As young women, we frequently lack mentors or people who can assist us to level up and navigate the obstacles we face as we grow in our local societies. This is particularly true of Tanzania, where I am from. I want to utilize this platform to talk to young women, striving to learn and grow in the face of adversity while striving to achieve their goals, and through that medium to perhaps help others overcome their own problems. I will look through the lens of some of the young ladies who are frequently misconstrued in various situations, perhaps due to their personalities, such as those who are introverted in the midst of exuberant peers and see how we may leverage their experiences to enhance their learning process.

Dear young woman,  

As a young woman, you might not understand why the world throws all sorts of judgmental daggers and overblown ideals at you, but I want to reassure you that there is a shoulder you can lean on, and we can get through this together. Believe in yourself and realise that you are here for a reason. I understand that you may be faced with an array of social hurdles, some of which may originate from your own family, academic institutions or the wider society but do not be discouraged. You may not have the same liberties as your male counterparts in the household, all in the name of the roles you will supposedly play in the future: you as a wife and mother, your brothers as husbands and fathers, but be calm. These expectations do not have to define your path.
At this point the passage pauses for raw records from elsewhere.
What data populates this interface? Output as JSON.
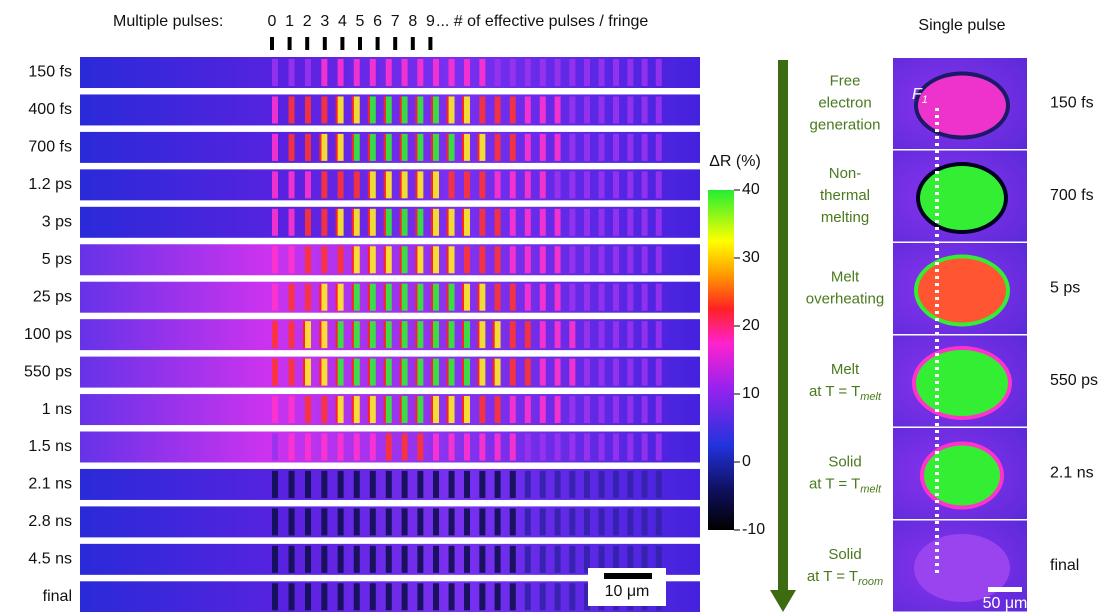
{
  "header": {
    "prefix": "Multiple pulses:",
    "pulse_numbers": [
      "0",
      "1",
      "2",
      "3",
      "4",
      "5",
      "6",
      "7",
      "8",
      "9"
    ],
    "suffix": "... # of effective pulses / fringe"
  },
  "left_rows": [
    "150 fs",
    "400 fs",
    "700 fs",
    "1.2 ps",
    "3 ps",
    "5 ps",
    "25 ps",
    "100 ps",
    "550 ps",
    "1 ns",
    "1.5 ns",
    "2.1 ns",
    "2.8 ns",
    "4.5 ns",
    "final"
  ],
  "left_scale_bar": "10 μm",
  "colorbar": {
    "label": "ΔR (%)",
    "range": [
      -10,
      40
    ],
    "ticks": [
      40,
      30,
      20,
      10,
      0,
      -10
    ]
  },
  "single_pulse": {
    "title": "Single pulse",
    "fluence_label": "F",
    "fluence_subscript": "1",
    "scale_bar": "50 μm",
    "stages": [
      {
        "lines": [
          "Free",
          "electron",
          "generation"
        ],
        "time": "150 fs"
      },
      {
        "lines": [
          "Non-",
          "thermal",
          "melting"
        ],
        "time": "700 fs"
      },
      {
        "lines": [
          "Melt",
          "overheating"
        ],
        "time": "5 ps"
      },
      {
        "lines": [
          "Melt"
        ],
        "condition": {
          "text": "at T = T",
          "subscript": "melt"
        },
        "time": "550 ps"
      },
      {
        "lines": [
          "Solid"
        ],
        "condition": {
          "text": "at T = T",
          "subscript": "melt"
        },
        "time": "2.1 ns"
      },
      {
        "lines": [
          "Solid"
        ],
        "condition": {
          "text": "at T = T",
          "subscript": "room"
        },
        "time": "final"
      }
    ]
  }
}
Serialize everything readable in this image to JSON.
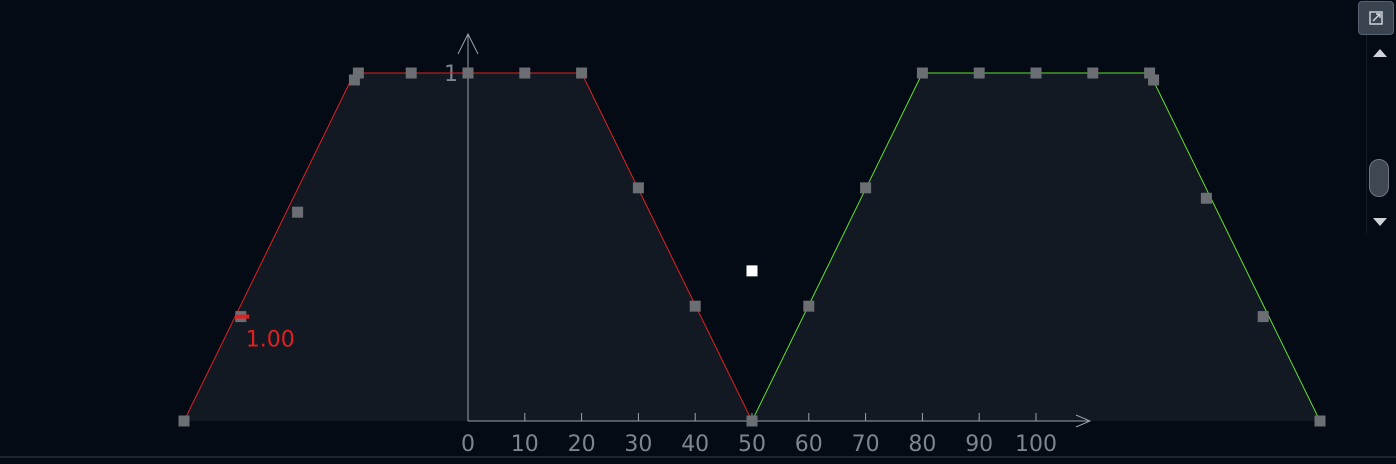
{
  "chart_data": {
    "type": "line",
    "x_ticks": [
      0,
      10,
      20,
      30,
      40,
      50,
      60,
      70,
      80,
      90,
      100
    ],
    "y_ticks": [
      1
    ],
    "xlim": [
      -50,
      150
    ],
    "ylim": [
      0,
      1
    ],
    "grid": false,
    "selected_label": "1.00",
    "series": [
      {
        "color": "#e02020",
        "points": [
          [
            -50,
            0
          ],
          [
            -20,
            1
          ],
          [
            20,
            1
          ],
          [
            50,
            0
          ]
        ],
        "handles": [
          [
            -50,
            0
          ],
          [
            -40,
            0.3
          ],
          [
            -30,
            0.6
          ],
          [
            -20,
            0.98
          ],
          [
            -19.3,
            1
          ],
          [
            -10,
            1
          ],
          [
            0,
            1
          ],
          [
            10,
            1
          ],
          [
            20,
            1
          ],
          [
            30,
            0.67
          ],
          [
            40,
            0.33
          ],
          [
            50,
            0
          ]
        ]
      },
      {
        "color": "#60e030",
        "points": [
          [
            50,
            0
          ],
          [
            80,
            1
          ],
          [
            120,
            1
          ],
          [
            150,
            0
          ]
        ],
        "handles": [
          [
            50,
            0
          ],
          [
            60,
            0.33
          ],
          [
            70,
            0.67
          ],
          [
            80,
            1
          ],
          [
            90,
            1
          ],
          [
            100,
            1
          ],
          [
            110,
            1
          ],
          [
            120,
            1
          ],
          [
            120.7,
            0.98
          ],
          [
            130,
            0.64
          ],
          [
            140,
            0.3
          ],
          [
            150,
            0
          ]
        ]
      }
    ],
    "selected_handle": [
      0,
      1
    ],
    "marker": [
      50,
      0.43
    ]
  },
  "colors": {
    "background": "#050b14",
    "fill": "#121923",
    "axis": "#9aa1ab",
    "tick_text": "#7d858f",
    "handle": "#6b6e73",
    "selected": "#e02020",
    "marker": "#ffffff"
  },
  "icons": {
    "expand": "expand-icon",
    "scroll_up": "triangle-up-icon",
    "scroll_down": "triangle-down-icon"
  }
}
Boys are frequently perceived to have an edge over their female counterparts. On a regular basis you will be groomed in this mindset within your family, but the power is in knowing who you are and soaring above the waters in the midst of all the upheaval. You can still be a leader while wearing a skirt in a room full of suits and trousers. From a very tender age, you have been trained to juggle between tasks, completing chores and running errands while simultaneously being expected to complete your homework. It may be difficult for you to offer your best in class at times, but trust me when I say that you can exceed expectations if you stick to it. Believe me when I say that society has a role to play in easing the strain on your shoulders. You are still a child like everyone else. If it does not work in your favour, it is not for nothing; it implies that if you do not succeed academically, you have acquired social intelligence. I would like to reassure you that it is not your fault. There is yet hope and options for you. Do not lose hope!!

Sincerely, 

Ruth

In Summary:

As a society, let us not undervalue the position of young girls. I guess the million-dollar question is: what kind of nation are we building if these are the same people we expect to teach future generations while subjecting them to a host of cognitive, emotional, physical, and societal constraints? We empower a nation by empowering these young girls and women. Let us join forces to transform and develop women into growth engines for our nation.